Factors determining species displacement of related predatory mite species (Acari: Phytoseiidae).

Neoseiulus womersleyi (Acari: Phytoseiidae) used to be the dominant species in fruit-tree orchards throughout Japan, but starting in the 1990s, N. womersleyi began to be displaced by Neoseiulus californicus in central and southwestern Japan. The present study was conducted to examine factors explaining the displacement of N. womersleyi by N. californicus. First, we confirmed under laboratory conditions that N. californicus could exclude N. womersleyi if they initially coexisted in a 1:1 ratio.

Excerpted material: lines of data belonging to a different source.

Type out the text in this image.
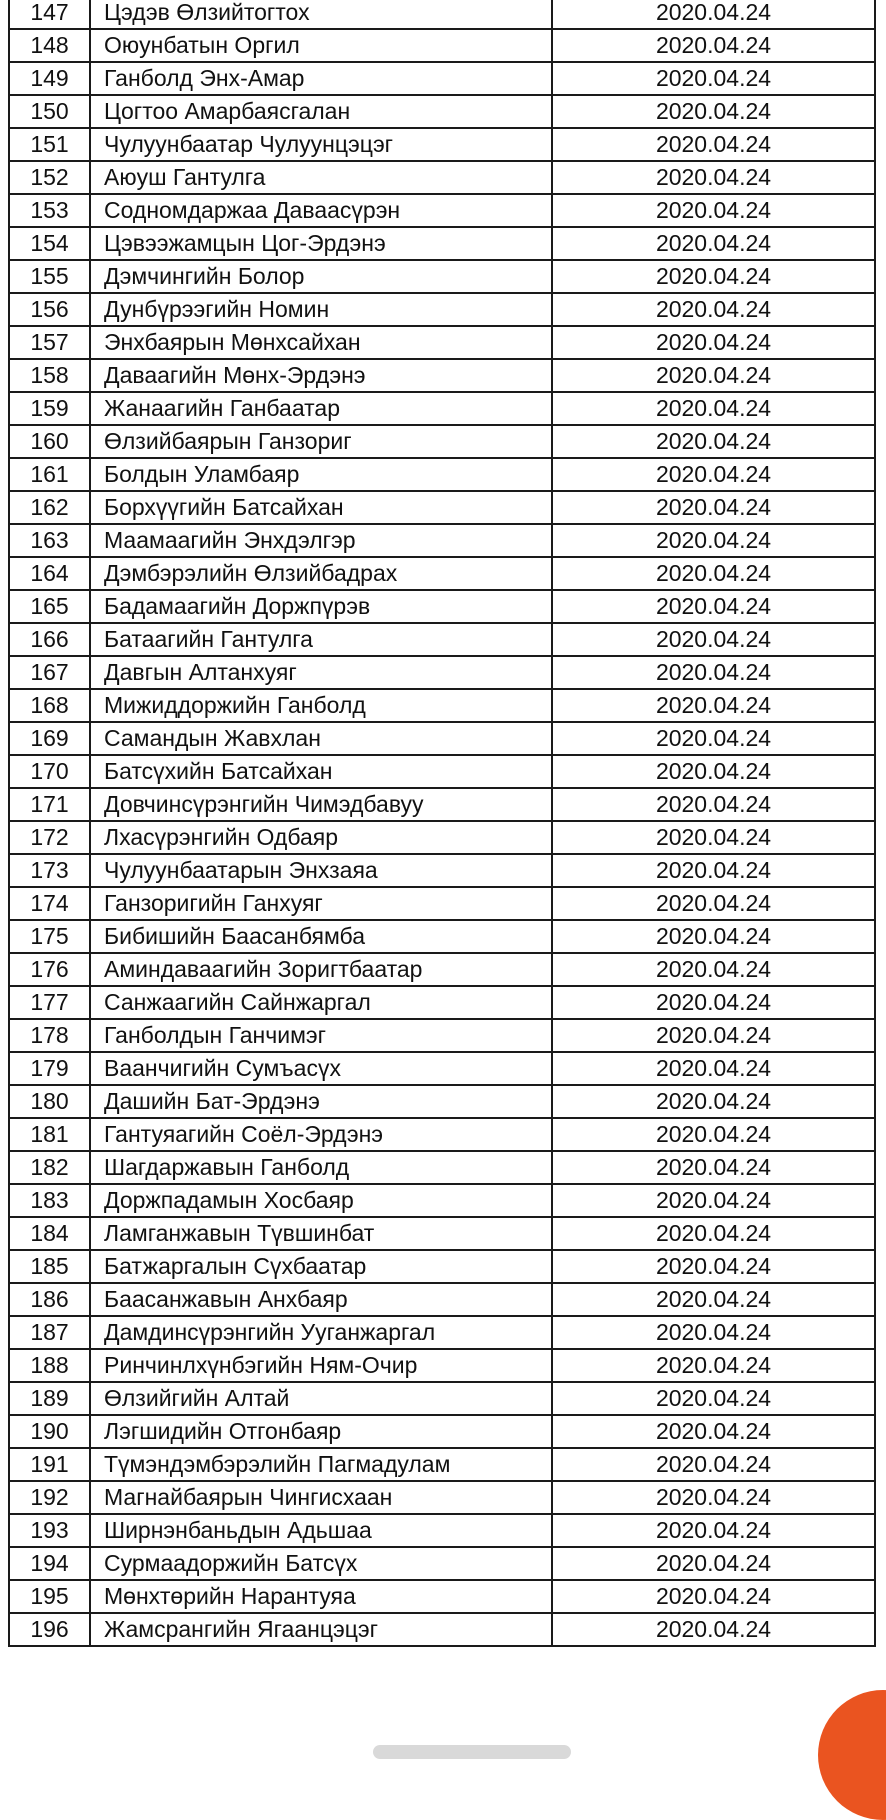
147	Цэдэв Өлзийтогтох	2020.04.24
148	Оюунбатын Оргил	2020.04.24
149	Ганболд Энх-Амар	2020.04.24
150	Цогтоо Амарбаясгалан	2020.04.24
151	Чулуунбаатар Чулуунцэцэг	2020.04.24
152	Аюуш Гантулга	2020.04.24
153	Содномдаржаа Даваасүрэн	2020.04.24
154	Цэвээжамцын Цог-Эрдэнэ	2020.04.24
155	Дэмчингийн Болор	2020.04.24
156	Дунбүрээгийн Номин	2020.04.24
157	Энхбаярын Мөнхсайхан	2020.04.24
158	Даваагийн Мөнх-Эрдэнэ	2020.04.24
159	Жанаагийн Ганбаатар	2020.04.24
160	Өлзийбаярын Ганзориг	2020.04.24
161	Болдын Уламбаяр	2020.04.24
162	Борхүүгийн Батсайхан	2020.04.24
163	Маамаагийн Энхдэлгэр	2020.04.24
164	Дэмбэрэлийн Өлзийбадрах	2020.04.24
165	Бадамаагийн Доржпүрэв	2020.04.24
166	Батаагийн Гантулга	2020.04.24
167	Давгын Алтанхуяг	2020.04.24
168	Мижиддоржийн Ганболд	2020.04.24
169	Самандын Жавхлан	2020.04.24
170	Батсүхийн Батсайхан	2020.04.24
171	Довчинсүрэнгийн Чимэдбавуу	2020.04.24
172	Лхасүрэнгийн Одбаяр	2020.04.24
173	Чулуунбаатарын Энхзаяа	2020.04.24
174	Ганзоригийн Ганхуяг	2020.04.24
175	Бибишийн Баасанбямба	2020.04.24
176	Аминдаваагийн Зоригтбаатар	2020.04.24
177	Санжаагийн Сайнжаргал	2020.04.24
178	Ганболдын Ганчимэг	2020.04.24
179	Ваанчигийн Сумъасүх	2020.04.24
180	Дашийн Бат-Эрдэнэ	2020.04.24
181	Гантуяагийн Соёл-Эрдэнэ	2020.04.24
182	Шагдаржавын Ганболд	2020.04.24
183	Доржпадамын Хосбаяр	2020.04.24
184	Ламганжавын Түвшинбат	2020.04.24
185	Батжаргалын Сүхбаатар	2020.04.24
186	Баасанжавын Анхбаяр	2020.04.24
187	Дамдинсүрэнгийн Ууганжаргал	2020.04.24
188	Ринчинлхүнбэгийн Ням-Очир	2020.04.24
189	Өлзийгийн Алтай	2020.04.24
190	Лэгшидийн Отгонбаяр	2020.04.24
191	Түмэндэмбэрэлийн Пагмадулам	2020.04.24
192	Магнайбаярын Чингисхаан	2020.04.24
193	Ширнэнбаньдын Адьшаа	2020.04.24
194	Сурмаадоржийн Батсүх	2020.04.24
195	Мөнхтөрийн Нарантуяа	2020.04.24
196	Жамсрангийн Ягаанцэцэг	2020.04.24
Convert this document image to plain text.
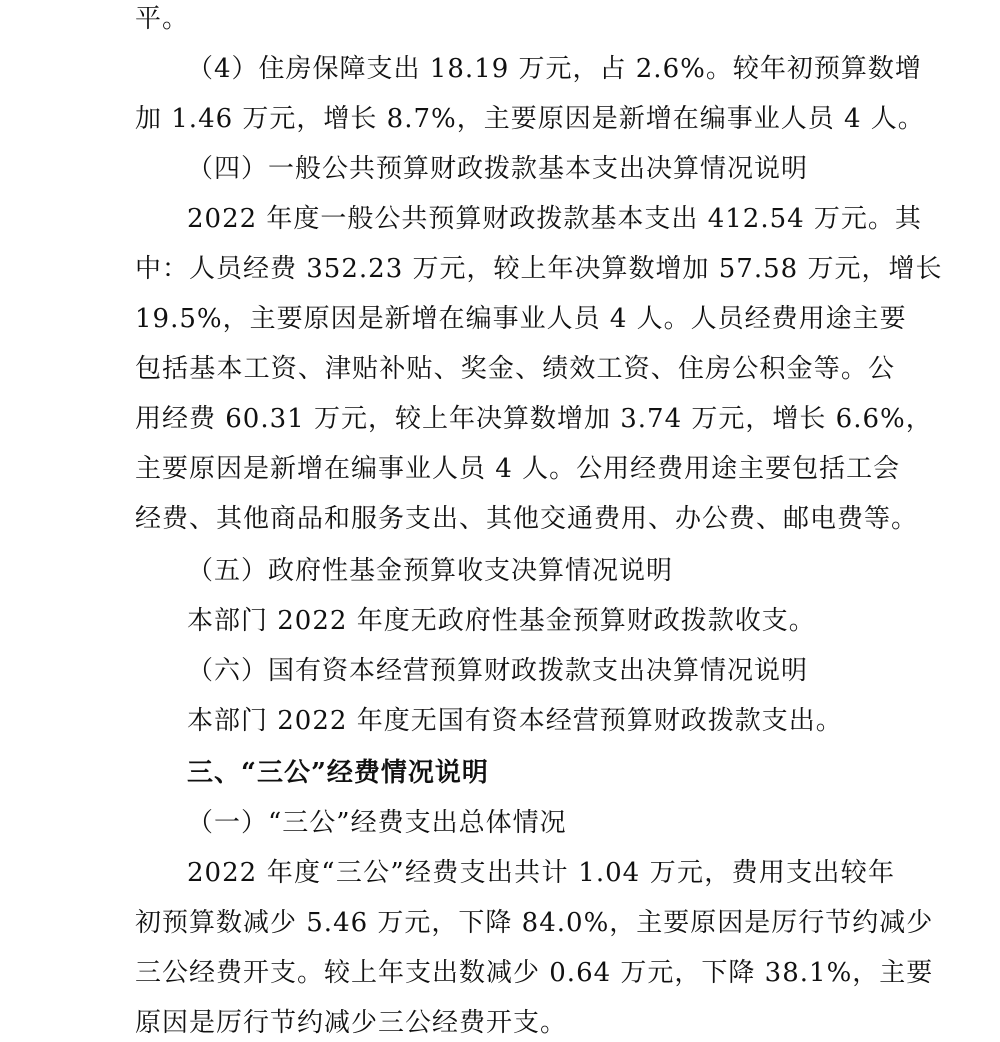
平。
（4）住房保障支出 18.19 万元，占 2.6%。较年初预算数增
加 1.46 万元，增长 8.7%，主要原因是新增在编事业人员 4 人。
（四）一般公共预算财政拨款基本支出决算情况说明
2022 年度一般公共预算财政拨款基本支出 412.54 万元。其
中：人员经费 352.23 万元，较上年决算数增加 57.58 万元，增长
19.5%，主要原因是新增在编事业人员 4 人。人员经费用途主要
包括基本工资、津贴补贴、奖金、绩效工资、住房公积金等。公
用经费 60.31 万元，较上年决算数增加 3.74 万元，增长 6.6%，
主要原因是新增在编事业人员 4 人。公用经费用途主要包括工会
经费、其他商品和服务支出、其他交通费用、办公费、邮电费等。
（五）政府性基金预算收支决算情况说明
本部门 2022 年度无政府性基金预算财政拨款收支。
（六）国有资本经营预算财政拨款支出决算情况说明
本部门 2022 年度无国有资本经营预算财政拨款支出。
三、“三公”经费情况说明
（一）“三公”经费支出总体情况
2022 年度“三公”经费支出共计 1.04 万元，费用支出较年
初预算数减少 5.46 万元，下降 84.0%，主要原因是厉行节约减少
三公经费开支。较上年支出数减少 0.64 万元，下降 38.1%，主要
原因是厉行节约减少三公经费开支。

During a 2-h continuous observation period, none of the heterospecific pairs had copulated and after 5 days together with heterospecific males, none of the females had laid eggs. When these females were placed with conspecific males, normal numbers of offspring were produced. Moreover, conspecific matings were not substantially disturbed in the presence of heterospecific males or females. Total fecundity was significantly lower in N. womersleyi than in N. californicus, but their r m values did not differ from each other. On the other hand, the frequency of intraguild predation by N. californicus on N. womersleyi was significantly higher than vice versa. From these results, we concluded that not reproductive interference nor differential female fecundity but asymmetrical intraguild predation seemed to explain the competitive exclusion of N. womersleyi by N. californicus.